Thus, the aim of the study was to optimize the conditions (time, temperature and methanol concentration) for the maximal antioxidant activity and/or phenolic compounds in extracts from BS using single- and multi-response surface methodology (RSM) with a central composite plan (CCP) for experimental design and model fitting. Additionally, HPLC analysis of BS extracts prepared in the optimal conditions was performed in order to identify the individual phenolic compounds.

Materials and methods

Chemicals

2,2’-azinobis-(3-ethylbenzothiazoline-6-sulfonic acid) (ABTS), Folin-Ciocalteu phenol reagent (FCR), 1,1-diphenyl-2-picrylhydrazyl (DPPH), gallic acid and quercetin were supplied from Sigma-Aldrich (Steinheim Germany).
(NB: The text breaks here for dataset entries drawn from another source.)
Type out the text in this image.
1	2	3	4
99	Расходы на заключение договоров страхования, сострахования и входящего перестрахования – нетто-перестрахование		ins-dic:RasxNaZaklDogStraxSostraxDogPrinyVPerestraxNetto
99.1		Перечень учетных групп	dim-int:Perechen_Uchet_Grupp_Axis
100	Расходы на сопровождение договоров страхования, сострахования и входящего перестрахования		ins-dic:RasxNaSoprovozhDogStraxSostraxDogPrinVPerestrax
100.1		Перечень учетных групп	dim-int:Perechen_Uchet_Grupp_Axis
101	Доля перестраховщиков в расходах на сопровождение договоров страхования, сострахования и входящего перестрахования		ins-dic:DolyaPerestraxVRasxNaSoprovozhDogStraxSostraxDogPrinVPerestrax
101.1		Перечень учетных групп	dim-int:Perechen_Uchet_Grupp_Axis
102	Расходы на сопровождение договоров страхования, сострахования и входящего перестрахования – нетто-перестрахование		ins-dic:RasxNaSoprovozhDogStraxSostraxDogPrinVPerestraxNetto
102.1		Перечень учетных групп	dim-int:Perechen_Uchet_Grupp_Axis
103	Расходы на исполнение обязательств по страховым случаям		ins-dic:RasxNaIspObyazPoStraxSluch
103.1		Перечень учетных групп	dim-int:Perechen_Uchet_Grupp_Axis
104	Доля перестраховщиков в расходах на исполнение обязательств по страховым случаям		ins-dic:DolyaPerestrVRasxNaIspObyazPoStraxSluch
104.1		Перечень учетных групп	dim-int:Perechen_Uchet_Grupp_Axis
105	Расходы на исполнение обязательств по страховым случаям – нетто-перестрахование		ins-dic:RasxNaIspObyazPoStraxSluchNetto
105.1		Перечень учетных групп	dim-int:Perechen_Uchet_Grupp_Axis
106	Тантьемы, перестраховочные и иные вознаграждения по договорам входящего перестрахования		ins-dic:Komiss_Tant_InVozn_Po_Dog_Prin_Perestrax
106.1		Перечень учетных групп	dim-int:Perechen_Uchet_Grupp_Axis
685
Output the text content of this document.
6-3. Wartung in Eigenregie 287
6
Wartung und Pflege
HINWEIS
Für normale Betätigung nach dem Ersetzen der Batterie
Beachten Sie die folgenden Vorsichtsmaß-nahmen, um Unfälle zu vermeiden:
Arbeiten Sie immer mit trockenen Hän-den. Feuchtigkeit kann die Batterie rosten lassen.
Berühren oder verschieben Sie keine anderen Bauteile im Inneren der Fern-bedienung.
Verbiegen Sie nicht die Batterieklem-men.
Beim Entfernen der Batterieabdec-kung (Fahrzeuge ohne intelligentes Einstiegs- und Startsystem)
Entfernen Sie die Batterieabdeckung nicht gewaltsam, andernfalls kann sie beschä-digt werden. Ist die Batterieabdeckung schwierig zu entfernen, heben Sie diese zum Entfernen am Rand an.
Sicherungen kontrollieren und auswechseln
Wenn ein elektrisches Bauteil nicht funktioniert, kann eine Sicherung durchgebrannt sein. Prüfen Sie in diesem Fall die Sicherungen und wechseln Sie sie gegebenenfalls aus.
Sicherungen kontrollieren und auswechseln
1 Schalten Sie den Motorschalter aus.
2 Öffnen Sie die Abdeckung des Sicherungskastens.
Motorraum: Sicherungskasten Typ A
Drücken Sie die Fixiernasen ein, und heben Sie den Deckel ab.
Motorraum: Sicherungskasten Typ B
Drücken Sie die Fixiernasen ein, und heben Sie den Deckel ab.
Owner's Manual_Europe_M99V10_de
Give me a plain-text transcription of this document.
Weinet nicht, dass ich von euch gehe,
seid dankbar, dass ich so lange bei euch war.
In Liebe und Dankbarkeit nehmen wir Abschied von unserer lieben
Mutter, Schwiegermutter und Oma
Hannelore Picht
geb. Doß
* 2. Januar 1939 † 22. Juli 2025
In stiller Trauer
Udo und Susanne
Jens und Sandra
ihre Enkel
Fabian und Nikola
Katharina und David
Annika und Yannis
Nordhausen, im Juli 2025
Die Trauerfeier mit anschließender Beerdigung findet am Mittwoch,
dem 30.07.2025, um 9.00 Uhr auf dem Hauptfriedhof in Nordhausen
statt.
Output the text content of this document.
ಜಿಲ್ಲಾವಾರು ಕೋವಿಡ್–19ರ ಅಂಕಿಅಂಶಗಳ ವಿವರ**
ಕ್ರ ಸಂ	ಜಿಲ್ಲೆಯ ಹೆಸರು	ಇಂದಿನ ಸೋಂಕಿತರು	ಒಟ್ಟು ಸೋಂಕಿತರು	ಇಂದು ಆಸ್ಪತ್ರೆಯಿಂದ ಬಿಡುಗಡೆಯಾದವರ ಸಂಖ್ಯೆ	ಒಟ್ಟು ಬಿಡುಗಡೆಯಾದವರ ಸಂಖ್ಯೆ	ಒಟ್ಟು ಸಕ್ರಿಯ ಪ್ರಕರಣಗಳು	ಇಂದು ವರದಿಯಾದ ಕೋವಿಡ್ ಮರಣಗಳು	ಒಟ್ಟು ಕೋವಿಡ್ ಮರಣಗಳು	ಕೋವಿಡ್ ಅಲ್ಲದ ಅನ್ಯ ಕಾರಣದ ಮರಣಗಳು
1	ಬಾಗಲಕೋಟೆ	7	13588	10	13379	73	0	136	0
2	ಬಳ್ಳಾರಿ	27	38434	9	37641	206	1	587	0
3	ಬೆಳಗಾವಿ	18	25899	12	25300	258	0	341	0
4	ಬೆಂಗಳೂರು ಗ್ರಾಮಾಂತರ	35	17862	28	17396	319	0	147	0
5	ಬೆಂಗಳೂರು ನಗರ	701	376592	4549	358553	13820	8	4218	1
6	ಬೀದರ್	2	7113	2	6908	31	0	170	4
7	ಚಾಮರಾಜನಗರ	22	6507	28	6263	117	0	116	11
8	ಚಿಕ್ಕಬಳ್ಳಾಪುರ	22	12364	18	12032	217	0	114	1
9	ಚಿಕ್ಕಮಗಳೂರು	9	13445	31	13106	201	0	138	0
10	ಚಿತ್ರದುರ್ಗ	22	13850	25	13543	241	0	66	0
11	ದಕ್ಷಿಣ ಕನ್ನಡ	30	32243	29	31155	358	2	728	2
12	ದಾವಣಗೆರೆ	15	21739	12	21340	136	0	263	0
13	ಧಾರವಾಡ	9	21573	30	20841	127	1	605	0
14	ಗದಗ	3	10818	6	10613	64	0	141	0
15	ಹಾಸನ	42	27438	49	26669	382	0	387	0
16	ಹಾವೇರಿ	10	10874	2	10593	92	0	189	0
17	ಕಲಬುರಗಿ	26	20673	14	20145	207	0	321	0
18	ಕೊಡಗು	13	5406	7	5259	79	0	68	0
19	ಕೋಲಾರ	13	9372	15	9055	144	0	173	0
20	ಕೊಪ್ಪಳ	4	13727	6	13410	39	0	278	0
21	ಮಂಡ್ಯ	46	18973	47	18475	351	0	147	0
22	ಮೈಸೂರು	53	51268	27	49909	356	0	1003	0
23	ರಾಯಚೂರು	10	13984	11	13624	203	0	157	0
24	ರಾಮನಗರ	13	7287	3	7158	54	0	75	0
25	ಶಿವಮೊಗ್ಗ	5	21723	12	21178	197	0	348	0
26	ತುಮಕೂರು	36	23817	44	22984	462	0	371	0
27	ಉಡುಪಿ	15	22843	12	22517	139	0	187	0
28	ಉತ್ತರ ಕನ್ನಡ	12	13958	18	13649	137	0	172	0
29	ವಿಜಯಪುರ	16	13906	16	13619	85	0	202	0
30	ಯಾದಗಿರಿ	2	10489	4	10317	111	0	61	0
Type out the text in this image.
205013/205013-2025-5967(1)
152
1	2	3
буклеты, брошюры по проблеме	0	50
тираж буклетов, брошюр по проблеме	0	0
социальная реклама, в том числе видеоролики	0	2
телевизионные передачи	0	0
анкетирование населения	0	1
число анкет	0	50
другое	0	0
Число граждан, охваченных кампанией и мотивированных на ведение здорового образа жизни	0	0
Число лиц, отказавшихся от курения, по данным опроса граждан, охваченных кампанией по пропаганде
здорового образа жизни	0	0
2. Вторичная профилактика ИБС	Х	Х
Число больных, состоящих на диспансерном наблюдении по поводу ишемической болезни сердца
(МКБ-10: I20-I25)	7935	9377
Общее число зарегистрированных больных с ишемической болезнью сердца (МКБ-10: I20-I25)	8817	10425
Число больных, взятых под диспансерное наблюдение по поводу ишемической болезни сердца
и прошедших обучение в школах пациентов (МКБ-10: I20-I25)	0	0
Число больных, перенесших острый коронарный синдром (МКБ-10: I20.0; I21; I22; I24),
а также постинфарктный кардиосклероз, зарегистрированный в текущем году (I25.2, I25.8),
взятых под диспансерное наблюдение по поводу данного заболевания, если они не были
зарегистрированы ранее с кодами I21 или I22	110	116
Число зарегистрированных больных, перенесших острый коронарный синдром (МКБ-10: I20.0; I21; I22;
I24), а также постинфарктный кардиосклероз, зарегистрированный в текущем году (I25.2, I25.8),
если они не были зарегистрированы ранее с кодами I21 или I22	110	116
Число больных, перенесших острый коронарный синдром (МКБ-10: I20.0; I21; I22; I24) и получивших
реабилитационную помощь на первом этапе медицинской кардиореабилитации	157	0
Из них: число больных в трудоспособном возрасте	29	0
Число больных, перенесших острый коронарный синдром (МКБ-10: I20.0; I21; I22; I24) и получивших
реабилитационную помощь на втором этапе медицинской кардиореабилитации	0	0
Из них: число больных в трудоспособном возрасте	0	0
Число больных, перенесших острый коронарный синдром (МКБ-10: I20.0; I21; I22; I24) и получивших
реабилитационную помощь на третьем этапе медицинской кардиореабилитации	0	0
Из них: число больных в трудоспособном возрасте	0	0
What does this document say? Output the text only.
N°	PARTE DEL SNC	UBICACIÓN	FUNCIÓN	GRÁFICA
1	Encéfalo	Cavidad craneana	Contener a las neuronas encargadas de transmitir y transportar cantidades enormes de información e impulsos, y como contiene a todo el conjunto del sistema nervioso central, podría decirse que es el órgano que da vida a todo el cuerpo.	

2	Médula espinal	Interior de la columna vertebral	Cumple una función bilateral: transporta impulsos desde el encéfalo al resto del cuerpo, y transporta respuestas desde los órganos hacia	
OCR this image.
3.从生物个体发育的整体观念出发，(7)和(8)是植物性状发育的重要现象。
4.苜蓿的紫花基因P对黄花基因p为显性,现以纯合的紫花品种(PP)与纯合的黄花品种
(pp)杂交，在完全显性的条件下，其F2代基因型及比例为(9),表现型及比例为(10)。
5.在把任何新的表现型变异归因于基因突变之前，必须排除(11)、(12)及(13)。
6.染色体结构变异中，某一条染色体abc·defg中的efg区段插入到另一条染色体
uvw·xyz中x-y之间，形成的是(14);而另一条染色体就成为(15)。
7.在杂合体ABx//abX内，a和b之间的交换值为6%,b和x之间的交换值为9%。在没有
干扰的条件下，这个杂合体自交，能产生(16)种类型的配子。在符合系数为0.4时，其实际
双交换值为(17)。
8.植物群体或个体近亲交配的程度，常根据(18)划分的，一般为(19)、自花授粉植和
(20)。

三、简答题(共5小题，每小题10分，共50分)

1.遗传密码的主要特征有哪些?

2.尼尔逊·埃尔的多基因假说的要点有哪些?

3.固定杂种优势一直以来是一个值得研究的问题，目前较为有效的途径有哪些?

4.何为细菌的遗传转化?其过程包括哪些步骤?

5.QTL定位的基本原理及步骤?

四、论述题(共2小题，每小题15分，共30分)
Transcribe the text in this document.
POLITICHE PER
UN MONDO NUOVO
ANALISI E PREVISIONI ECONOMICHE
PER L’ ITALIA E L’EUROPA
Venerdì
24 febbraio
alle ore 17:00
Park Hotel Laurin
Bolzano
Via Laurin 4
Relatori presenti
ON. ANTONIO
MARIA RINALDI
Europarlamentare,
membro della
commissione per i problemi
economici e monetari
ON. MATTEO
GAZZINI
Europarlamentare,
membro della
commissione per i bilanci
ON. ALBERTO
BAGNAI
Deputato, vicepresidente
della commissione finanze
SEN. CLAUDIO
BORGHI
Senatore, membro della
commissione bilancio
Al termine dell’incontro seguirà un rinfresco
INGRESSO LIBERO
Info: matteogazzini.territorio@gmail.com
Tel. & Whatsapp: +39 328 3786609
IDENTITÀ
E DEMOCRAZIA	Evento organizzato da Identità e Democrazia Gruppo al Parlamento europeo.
Aluminum chloride (Al2Cl3), sodium chloride (NaCl), potassium dihydrogen phosphate (KH2PO4), disodium hydrogen phosphate dodecahydrate (Na2HPO4•12 H2O), potassium chloride (KCl), sodium carbonate (NaOH), methanol, were obtained from POCh (Gliwice, Poland). The kaempferol to be used as the standard was from Fluka (Buchs, Switzerland). Organic solvents of HPLC grade were also purchased from Sigma-Aldrich (Steinheim, Germany).

Extract preparation

Nigella sativa dried seeds were purchased from a local distributor. They were collected in the same year as the study was performed. The seeds were ground in an electric mill, and then a 2 g portion of seeds was covered with 30 ml of extraction solvent and shaken in a water bath in controlled temperature and time conditions. Extraction conditions: time, temperature and concentration of methanol were determined based on a preliminary study using the experimental design generated by Statistica 13.3 software StatSoft Inc. (Tulsa, OK, USA). Then, the extracts were separated from solids and filtered through 13 mm, 0.45 μm PTFE syringe filters (Waters) into vials, and kept in a deep freeze at -80ºC until analysis was conducted.

Experimental design

RSM with CCP was used for the experimental design and identification of the optimal conditions to maximize the phenolic content and radical scavenging activity of black seed. The complete factorial design consisted of eight cube (factorial) points, six star points and five center points. The whole experiment was performed in 3 replicates, thus the total number of runs was 57, including 15 center points. The effects of unexplained variability in the observed response due to extraneous factors were minimized by randomizing the order of the experimental runs. The independent variables were as followed: temperature (T, 22.9–67.1ºC), time (t, 31.7–208.2 min), and methanol concentration in water (c, 5.9–94.1% v/v), while response variables were as followed: total polyphenol content (TPC), total flavonoid content (TFC) and the radical scavenging activity measured by the DPPH and the TEAC methods. Independent variables were coded at five levels − 1.47, -1, 0, 1, 1.47 (Table 1).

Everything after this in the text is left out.